Matthew holds a BScH from Queen’s University in Biochemistry and a Ph.D. in Biochemistry from McGill University.

Andy Whitney, PhDAndy Whitney, PhD

Chief Scientific Officer

Andy Whitney is the Chief Scientific Officer of Ensho. Andy brings extensive experience in autoimmune/inflammatory, oncology and rare diseases drug discovery and development. He has a proven track record building and leading dynamic and successful research teams in both small and large companies. Andy has extensive project leadership experience, with multiple programs advancing from target selection through clinical development and has contributed to the successful development of two U.S. FDA-approved therapeutics.
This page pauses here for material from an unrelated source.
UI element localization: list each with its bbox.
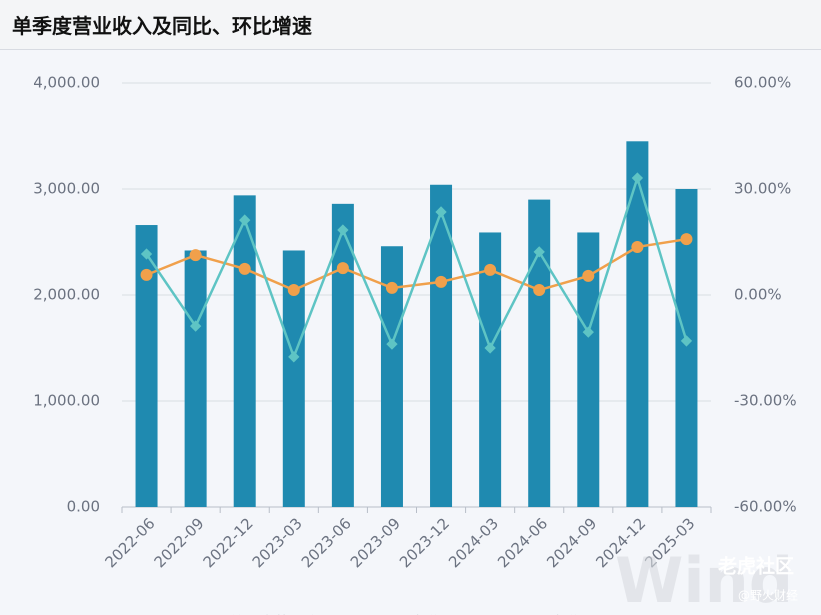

Andy’s 25 years of experience includes leading the preclinical drug development as Senior Vice President, Head of Preclinical Development and Translational Science at Applied Molecular Transport, and prior to that, leading preclinical biology efforts for multiple rare disease projects as Vice President, Biology at BridgeBio. Previously, Andy was a Director in Gilead’s inflammation and oncology research group, where he held site leadership roles and led research efforts for multiple small molecule programs in inflammation and oncology. He was previously one of the earliest staff at CGI Pharmaceuticals, Inc., where he led biology, bioinformatics and project teams until its acquisition by Gilead.

Andy holds an A.B. from Harvard College and a Ph.D. in Cell Biology from Yale and was a National Science Foundation postdoctoral fellow at the University of Geneva, Switzerland.